The reason for using MPI is that I am porting a code that already uses MPI. MPI starts processes for a high level of parallelism. OpenMP or CUDA starts threads for a lower level of parallelism. It is essential that this architecture be maintained.
It is not clear to me how best to do this. If I launch the MPI processes using mpiexec, found in MPICH2 or MS MPI, I can specify a host and tell it that I want five processes running on that host node. It is undefined what physical cores these processes will be running on, unless there is a convention of which I am unaware. Is there? I note that neither MPICH2 nor MS MPI have any way (via the mpiexec command) to set affinity to a particular processor.

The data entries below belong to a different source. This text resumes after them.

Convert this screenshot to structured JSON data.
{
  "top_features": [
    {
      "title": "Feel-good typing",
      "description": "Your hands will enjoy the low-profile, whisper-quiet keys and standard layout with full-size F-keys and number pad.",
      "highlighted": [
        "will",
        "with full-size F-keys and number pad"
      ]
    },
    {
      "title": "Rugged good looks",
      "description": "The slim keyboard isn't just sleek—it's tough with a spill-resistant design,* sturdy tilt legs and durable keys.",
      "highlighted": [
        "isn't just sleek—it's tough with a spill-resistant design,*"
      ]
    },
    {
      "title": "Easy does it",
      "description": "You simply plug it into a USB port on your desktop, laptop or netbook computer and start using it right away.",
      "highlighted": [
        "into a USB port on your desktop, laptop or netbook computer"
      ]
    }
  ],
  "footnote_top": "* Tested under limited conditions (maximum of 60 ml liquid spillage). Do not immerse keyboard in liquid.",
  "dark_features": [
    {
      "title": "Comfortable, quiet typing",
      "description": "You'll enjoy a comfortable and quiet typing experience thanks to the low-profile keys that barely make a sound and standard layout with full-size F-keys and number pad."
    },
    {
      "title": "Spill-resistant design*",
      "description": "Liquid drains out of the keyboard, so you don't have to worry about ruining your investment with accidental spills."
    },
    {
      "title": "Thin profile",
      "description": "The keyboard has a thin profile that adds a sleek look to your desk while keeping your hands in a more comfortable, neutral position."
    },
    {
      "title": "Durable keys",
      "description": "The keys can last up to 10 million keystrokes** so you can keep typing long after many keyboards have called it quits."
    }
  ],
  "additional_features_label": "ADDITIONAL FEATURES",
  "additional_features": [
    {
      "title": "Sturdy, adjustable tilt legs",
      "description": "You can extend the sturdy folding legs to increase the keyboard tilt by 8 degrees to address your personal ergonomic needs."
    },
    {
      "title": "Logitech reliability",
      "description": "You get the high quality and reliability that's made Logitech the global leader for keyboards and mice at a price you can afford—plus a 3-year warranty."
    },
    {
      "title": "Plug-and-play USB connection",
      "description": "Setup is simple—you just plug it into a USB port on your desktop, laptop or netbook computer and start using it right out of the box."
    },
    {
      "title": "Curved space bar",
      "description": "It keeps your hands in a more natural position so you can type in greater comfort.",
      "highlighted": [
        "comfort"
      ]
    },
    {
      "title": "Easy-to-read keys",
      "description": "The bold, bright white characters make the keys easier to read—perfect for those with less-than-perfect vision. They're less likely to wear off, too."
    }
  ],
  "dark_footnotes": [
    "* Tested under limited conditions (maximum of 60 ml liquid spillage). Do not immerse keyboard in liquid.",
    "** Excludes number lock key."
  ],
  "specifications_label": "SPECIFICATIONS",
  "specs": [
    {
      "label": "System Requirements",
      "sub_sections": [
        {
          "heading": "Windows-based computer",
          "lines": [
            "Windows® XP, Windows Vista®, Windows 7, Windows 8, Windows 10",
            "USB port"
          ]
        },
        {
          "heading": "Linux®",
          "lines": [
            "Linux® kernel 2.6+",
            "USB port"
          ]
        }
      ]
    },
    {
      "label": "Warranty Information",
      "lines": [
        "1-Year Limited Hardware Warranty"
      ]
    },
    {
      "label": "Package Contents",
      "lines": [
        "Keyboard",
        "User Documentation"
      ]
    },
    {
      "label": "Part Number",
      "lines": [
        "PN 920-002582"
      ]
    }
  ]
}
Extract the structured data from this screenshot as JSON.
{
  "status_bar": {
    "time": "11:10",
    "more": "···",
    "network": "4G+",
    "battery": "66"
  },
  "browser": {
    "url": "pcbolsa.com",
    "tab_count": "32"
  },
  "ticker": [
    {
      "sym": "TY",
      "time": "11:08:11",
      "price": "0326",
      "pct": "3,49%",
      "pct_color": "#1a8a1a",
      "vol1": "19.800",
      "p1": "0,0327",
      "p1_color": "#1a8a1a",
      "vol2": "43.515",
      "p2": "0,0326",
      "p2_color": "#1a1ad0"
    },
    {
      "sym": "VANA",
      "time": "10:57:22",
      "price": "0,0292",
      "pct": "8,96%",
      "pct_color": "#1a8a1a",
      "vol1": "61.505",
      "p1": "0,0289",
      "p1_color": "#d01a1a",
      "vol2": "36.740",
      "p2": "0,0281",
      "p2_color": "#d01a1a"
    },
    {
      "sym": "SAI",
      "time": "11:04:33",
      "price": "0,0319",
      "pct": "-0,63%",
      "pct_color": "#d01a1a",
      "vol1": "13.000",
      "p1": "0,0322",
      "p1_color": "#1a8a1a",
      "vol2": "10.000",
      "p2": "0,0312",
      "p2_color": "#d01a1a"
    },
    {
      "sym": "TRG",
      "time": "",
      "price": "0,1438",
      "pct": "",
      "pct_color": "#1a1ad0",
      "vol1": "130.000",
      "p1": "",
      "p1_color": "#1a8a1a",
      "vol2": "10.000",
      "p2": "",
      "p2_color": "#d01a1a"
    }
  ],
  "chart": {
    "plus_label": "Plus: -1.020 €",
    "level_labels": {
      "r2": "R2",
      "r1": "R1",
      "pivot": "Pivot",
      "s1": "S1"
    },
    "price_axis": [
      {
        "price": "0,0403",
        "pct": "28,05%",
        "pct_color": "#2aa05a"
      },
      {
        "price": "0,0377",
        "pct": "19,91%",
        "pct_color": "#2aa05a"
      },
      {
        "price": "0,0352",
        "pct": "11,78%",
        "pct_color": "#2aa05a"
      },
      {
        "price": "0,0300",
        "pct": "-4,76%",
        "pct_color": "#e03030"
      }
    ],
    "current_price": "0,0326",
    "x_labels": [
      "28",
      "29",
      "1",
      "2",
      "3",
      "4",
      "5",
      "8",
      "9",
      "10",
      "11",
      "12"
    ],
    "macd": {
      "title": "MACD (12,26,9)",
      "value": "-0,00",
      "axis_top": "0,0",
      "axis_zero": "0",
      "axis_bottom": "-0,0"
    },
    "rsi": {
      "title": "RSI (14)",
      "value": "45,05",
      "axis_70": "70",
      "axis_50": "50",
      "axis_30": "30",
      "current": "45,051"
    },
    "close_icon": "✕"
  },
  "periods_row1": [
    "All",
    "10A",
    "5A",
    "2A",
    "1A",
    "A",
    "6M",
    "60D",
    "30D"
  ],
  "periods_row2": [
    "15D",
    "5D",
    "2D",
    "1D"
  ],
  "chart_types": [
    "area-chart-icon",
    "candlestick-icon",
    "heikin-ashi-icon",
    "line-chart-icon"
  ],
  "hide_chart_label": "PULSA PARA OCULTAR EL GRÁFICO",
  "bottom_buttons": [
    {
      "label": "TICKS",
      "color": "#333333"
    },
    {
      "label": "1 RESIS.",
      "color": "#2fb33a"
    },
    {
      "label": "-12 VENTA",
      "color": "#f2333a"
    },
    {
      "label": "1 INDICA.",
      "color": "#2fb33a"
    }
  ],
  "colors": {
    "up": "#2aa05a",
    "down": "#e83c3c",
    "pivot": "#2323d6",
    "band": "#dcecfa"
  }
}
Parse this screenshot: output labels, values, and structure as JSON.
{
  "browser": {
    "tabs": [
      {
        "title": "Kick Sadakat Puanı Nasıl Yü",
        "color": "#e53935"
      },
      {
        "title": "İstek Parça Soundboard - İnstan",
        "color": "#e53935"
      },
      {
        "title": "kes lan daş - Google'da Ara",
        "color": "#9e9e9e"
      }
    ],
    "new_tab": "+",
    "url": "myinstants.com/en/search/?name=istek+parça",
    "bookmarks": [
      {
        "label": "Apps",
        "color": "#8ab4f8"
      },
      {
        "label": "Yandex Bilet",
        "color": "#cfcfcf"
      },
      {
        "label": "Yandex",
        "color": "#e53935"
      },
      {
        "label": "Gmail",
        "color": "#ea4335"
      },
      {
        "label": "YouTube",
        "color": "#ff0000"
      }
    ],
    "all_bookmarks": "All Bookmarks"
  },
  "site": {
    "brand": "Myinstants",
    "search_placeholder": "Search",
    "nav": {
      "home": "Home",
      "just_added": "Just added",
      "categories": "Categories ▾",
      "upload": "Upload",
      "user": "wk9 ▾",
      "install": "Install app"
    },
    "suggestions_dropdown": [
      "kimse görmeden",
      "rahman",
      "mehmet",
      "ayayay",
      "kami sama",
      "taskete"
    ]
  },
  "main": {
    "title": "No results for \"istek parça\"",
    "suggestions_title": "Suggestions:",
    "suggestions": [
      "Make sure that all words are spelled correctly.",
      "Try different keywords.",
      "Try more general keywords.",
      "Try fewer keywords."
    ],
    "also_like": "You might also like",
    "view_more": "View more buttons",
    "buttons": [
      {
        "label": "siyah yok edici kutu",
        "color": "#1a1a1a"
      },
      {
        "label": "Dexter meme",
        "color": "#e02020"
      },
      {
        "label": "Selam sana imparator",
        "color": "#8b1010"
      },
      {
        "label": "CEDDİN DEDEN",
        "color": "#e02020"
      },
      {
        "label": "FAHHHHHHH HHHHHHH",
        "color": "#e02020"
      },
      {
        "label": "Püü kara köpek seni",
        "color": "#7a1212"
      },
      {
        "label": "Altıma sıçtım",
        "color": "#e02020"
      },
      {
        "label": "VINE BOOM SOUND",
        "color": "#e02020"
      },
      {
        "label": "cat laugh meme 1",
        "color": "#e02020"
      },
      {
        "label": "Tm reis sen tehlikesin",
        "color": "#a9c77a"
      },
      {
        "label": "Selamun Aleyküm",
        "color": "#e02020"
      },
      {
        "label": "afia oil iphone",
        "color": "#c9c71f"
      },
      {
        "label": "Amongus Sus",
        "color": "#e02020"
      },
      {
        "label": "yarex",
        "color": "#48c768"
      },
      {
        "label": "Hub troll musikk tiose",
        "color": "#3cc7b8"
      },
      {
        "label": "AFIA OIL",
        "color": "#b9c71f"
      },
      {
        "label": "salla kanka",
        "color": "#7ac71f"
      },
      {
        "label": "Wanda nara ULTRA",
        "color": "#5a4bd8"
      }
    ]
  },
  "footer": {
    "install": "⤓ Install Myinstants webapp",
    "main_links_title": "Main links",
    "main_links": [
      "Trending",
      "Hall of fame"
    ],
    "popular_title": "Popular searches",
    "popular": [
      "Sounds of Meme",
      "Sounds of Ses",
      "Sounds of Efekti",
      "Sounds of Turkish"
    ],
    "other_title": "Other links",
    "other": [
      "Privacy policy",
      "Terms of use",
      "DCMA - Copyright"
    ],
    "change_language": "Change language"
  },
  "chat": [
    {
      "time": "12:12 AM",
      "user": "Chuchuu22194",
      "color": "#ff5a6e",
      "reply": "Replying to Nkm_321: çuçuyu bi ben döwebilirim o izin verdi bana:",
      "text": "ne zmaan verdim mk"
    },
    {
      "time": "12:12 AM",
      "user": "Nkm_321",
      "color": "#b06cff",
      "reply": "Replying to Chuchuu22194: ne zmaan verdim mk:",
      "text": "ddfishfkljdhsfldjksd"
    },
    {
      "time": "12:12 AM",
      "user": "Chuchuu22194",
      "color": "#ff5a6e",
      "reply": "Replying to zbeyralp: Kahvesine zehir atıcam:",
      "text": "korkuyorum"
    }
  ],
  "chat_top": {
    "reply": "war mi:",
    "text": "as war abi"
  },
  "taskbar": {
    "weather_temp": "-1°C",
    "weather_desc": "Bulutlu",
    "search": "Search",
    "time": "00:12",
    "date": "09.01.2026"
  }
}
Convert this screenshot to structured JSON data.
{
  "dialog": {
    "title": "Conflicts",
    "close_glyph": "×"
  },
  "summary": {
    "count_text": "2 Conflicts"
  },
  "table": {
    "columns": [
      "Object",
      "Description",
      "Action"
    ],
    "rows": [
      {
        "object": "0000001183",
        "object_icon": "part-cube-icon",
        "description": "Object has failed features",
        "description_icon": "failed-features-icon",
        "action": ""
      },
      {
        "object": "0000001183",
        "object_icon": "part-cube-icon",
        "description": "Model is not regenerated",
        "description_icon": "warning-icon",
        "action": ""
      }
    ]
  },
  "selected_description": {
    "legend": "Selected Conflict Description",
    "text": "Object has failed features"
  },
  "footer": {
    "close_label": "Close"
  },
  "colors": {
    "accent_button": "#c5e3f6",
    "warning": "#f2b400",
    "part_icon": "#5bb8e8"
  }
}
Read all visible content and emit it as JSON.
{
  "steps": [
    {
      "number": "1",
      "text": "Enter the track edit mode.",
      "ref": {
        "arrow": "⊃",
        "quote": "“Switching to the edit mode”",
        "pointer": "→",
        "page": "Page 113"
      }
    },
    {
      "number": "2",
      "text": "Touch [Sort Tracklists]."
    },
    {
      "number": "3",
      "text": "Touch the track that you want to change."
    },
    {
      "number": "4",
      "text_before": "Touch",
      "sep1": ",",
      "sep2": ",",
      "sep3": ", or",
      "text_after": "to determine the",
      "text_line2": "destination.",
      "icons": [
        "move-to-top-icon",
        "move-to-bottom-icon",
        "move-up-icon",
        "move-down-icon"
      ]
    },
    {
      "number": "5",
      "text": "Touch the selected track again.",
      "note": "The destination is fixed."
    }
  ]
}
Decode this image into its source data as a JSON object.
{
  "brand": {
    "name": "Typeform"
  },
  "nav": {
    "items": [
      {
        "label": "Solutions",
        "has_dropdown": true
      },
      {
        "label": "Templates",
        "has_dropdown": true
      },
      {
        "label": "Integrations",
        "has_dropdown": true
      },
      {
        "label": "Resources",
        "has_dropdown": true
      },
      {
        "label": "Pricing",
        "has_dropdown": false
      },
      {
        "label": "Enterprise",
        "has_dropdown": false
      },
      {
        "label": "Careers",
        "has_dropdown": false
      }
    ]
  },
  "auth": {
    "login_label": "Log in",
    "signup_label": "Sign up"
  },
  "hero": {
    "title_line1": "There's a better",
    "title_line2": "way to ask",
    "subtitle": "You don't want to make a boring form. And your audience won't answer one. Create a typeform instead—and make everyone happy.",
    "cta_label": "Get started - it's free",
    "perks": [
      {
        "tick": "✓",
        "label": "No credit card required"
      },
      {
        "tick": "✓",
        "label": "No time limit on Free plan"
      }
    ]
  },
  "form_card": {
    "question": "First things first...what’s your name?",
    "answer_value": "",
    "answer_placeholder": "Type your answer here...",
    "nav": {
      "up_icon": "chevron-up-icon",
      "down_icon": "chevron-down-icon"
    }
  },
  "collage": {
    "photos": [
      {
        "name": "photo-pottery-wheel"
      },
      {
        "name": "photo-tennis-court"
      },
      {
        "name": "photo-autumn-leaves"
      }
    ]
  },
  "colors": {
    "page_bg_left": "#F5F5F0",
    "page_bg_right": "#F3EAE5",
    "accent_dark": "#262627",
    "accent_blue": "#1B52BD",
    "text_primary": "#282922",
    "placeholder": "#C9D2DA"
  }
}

Anyway, what I would like to do (I think) is to assign 3 processes (1 master + 2 slaves) to one 6-core CPU and 2 processes (2 slaves) to the second 6-core CPU. Splitting MPI processes between CPU’s would seem to be a way to get optimal throughput between the two GPU’s attached to each chipset and the associated processes on the two CPUs. Is it?
I suppose that the operating system (Windows HPC Server 2008 R2) could be smart enough to figure this out and optimize assignment of the CPUs to the MPI processes, but somehow I doubt it.
If you have any ideas on how this should or could work, and what I have to do to control it, please let me know. Thanks.